'My grandfather did the inconceivable - negotiated with Nazis - to save Jews'

MK Michaeli says Livingstone "abused Holocaust for political needs, tried to downgrade the atrocity."

MK Merav Michaeli (Zionist Union) speaks at  New York Reform synagogue Temple Emanu-El's Yom Hashoa ceremony (photo credit: GILI GETZ)
MK Merav Michaeli (Zionist Union) speaks at New York Reform synagogue Temple Emanu-El's Yom Hashoa ceremony
(photo credit: GILI GETZ)
MK Merav Michaeli (Zionist Union) said she learned from her grandfather, Rudolph Kastner, to take action and not be a victim, in her remarks at New York Reform synagogue Temple Emanu-El’s Holocaust Martyrs and Heroes Remembrance Day ceremony on Sunday.
Remarking on a recent comment by former London mayor Ken Livingstone saying that Hitler was a Zionist, which led to his suspension, Michaeli said: “There will always be those who will try to downgrade the tragedy and atrocity of the Holocaust.
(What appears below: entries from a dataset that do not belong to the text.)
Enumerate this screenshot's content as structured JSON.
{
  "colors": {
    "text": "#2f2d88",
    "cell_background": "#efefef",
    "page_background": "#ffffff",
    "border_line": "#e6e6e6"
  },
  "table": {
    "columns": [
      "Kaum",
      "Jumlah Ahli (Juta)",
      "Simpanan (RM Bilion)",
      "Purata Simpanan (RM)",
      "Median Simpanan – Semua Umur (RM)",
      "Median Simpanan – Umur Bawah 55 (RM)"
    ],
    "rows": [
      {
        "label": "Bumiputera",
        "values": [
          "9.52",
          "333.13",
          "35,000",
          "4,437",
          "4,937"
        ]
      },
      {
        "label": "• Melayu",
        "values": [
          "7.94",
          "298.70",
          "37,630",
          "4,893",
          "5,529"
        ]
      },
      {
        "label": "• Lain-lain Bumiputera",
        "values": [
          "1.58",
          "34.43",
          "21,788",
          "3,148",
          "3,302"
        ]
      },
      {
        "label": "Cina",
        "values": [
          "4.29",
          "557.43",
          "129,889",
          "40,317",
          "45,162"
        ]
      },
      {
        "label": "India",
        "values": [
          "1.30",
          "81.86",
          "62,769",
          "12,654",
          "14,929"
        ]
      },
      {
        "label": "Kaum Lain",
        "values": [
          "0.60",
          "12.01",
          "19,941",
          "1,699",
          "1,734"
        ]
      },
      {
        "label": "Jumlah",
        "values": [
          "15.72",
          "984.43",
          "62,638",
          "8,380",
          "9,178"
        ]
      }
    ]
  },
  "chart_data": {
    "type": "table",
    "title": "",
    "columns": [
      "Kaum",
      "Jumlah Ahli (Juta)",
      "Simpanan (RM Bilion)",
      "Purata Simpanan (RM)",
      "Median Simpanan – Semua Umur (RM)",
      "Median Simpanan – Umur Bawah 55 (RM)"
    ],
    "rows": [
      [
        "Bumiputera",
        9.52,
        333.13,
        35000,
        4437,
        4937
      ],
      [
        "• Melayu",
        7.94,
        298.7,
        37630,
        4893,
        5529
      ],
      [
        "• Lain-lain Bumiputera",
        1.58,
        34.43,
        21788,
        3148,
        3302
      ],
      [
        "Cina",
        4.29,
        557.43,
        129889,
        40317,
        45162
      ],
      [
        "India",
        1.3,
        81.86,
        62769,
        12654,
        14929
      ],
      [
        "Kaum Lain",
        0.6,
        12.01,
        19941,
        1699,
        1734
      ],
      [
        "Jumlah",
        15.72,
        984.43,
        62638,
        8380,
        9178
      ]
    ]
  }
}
There will always be those who will try to abuse it for political needs, as Ken Livingstone painfully reminded us this week.”
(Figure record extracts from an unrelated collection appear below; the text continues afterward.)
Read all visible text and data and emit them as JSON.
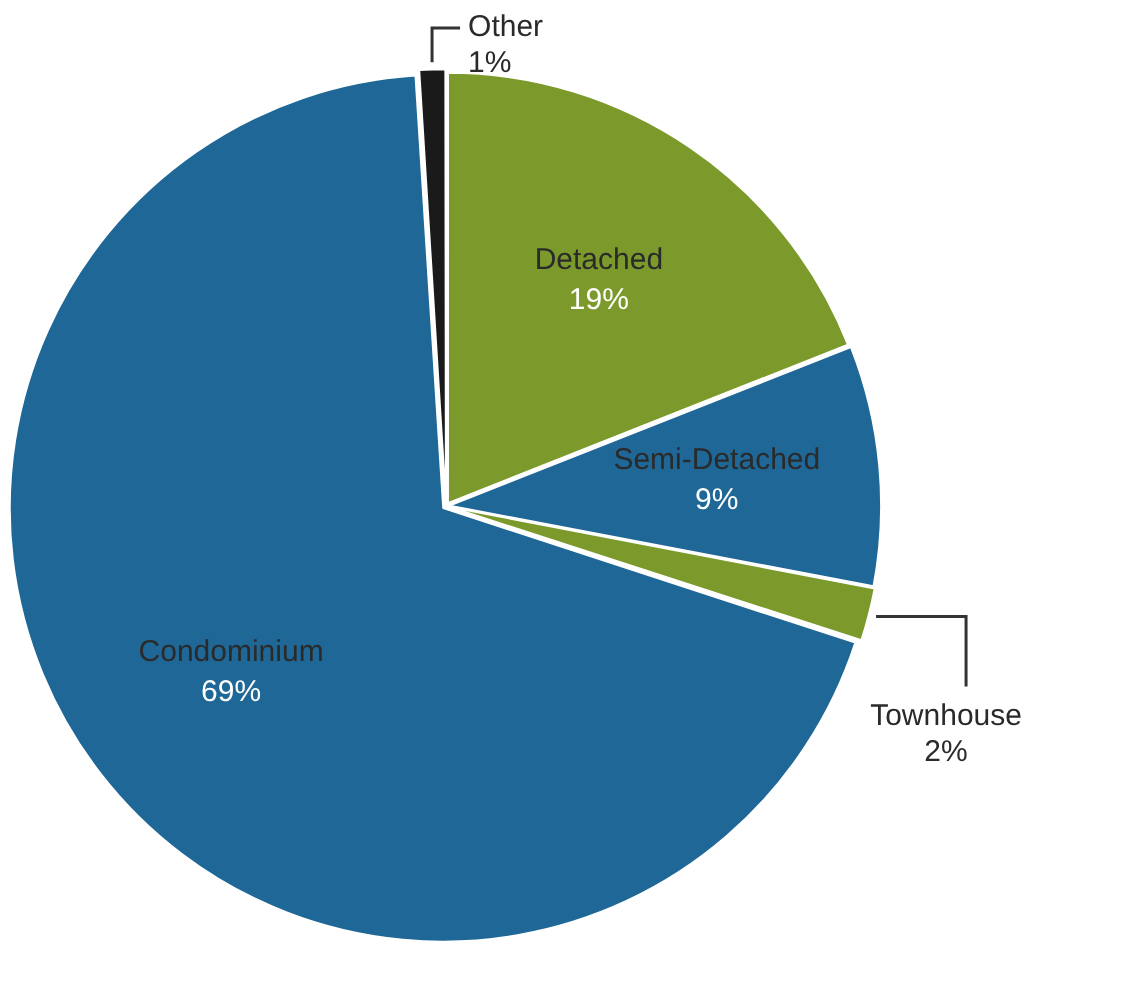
{
  "chart_data": {
    "type": "pie",
    "categories": [
      "Detached",
      "Semi-Detached",
      "Townhouse",
      "Condominium",
      "Other"
    ],
    "values": [
      19,
      9,
      2,
      69,
      1
    ],
    "colors": [
      "#7c9a2c",
      "#1e6796",
      "#7c9a2c",
      "#1e6796",
      "#1a1a1a"
    ],
    "value_labels": [
      "19%",
      "9%",
      "2%",
      "69%",
      "1%"
    ],
    "legend": false
  }
}
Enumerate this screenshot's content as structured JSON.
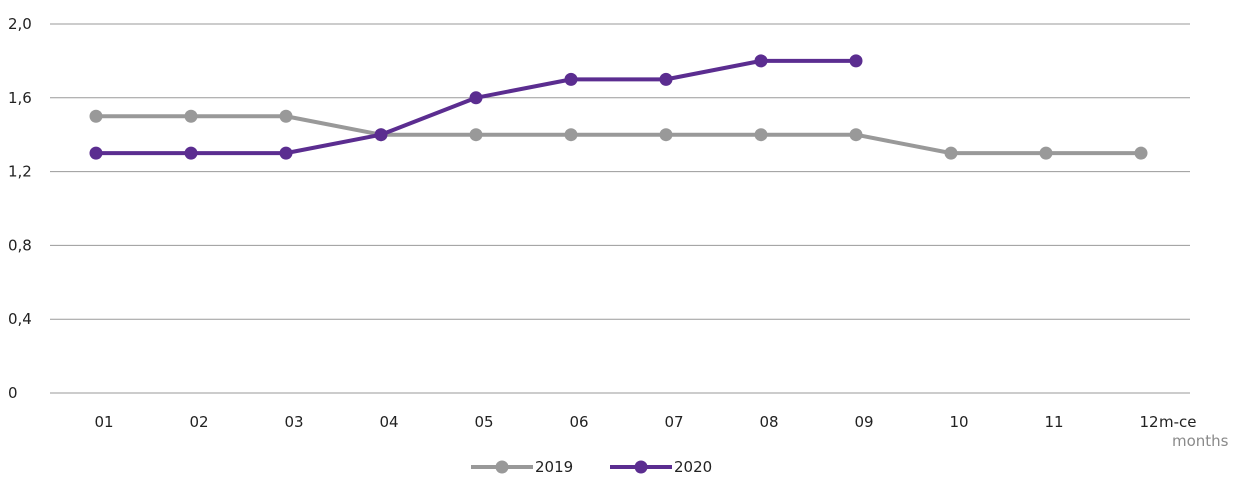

However, Michaeli added: “That doesn’t make Israel a victim. It means that Israel must be even more committed to fighting hate and racism, and accepting others.”
Michaeli opened her speech by pointing out that she is the granddaughter of Rudolph Kastner, an early example of what she called abusing the memory of Holocaust, whose legacy is still controversial nearly 60 years after his assassination.
Kastner, a leader of the Budapest Aid and Rescue Committee to help Jewish refugees in WWII, paid senior SS officer Adolf Eichmann – later executed by Israel – money, gold and diamonds to allow 1,684 Jews to leave Hungary for Switzerland. After an Israeli journalist self-published a pamphlet accusing Kastner, then spokesman of the Ministry of Industry and Trade, of collaborating with the Nazis and agreeing not to warn the Jews he couldn’t save that they would be sent to death camps, the government sued for libel on his behalf.
In 1955, a judge determined that Kastner “sold his soul to the devil,” leading to the collapse of then-prime minister Moshe Sharett’s government. Two years later, Kastner was assassinated, and 10 months after that, the Supreme Court overturned most of the lower courts’ decision against Kastner, saying the judge “erred seriously” and Kastner was motivated by trying to save as many Hungarian Jews as he could and was not a Nazi collaborator.
Michaeli said the lesson she learned from Kastner “doing the inconceivable thing of negotiating with Eichmann and other Nazi officers...is not to be a victim...It is a personal motto for me...It must also be true for the State of Israel.”
“[Kastner] had a rare opportunity during the war that was not possible for many others, but he took it. Even when he was cast into the role of the ultimate victim – Jew versus exterminator-in-chief – he managed to take his fate and that of his community into his own hands, and in the most constructive possible way,” Michaeli said.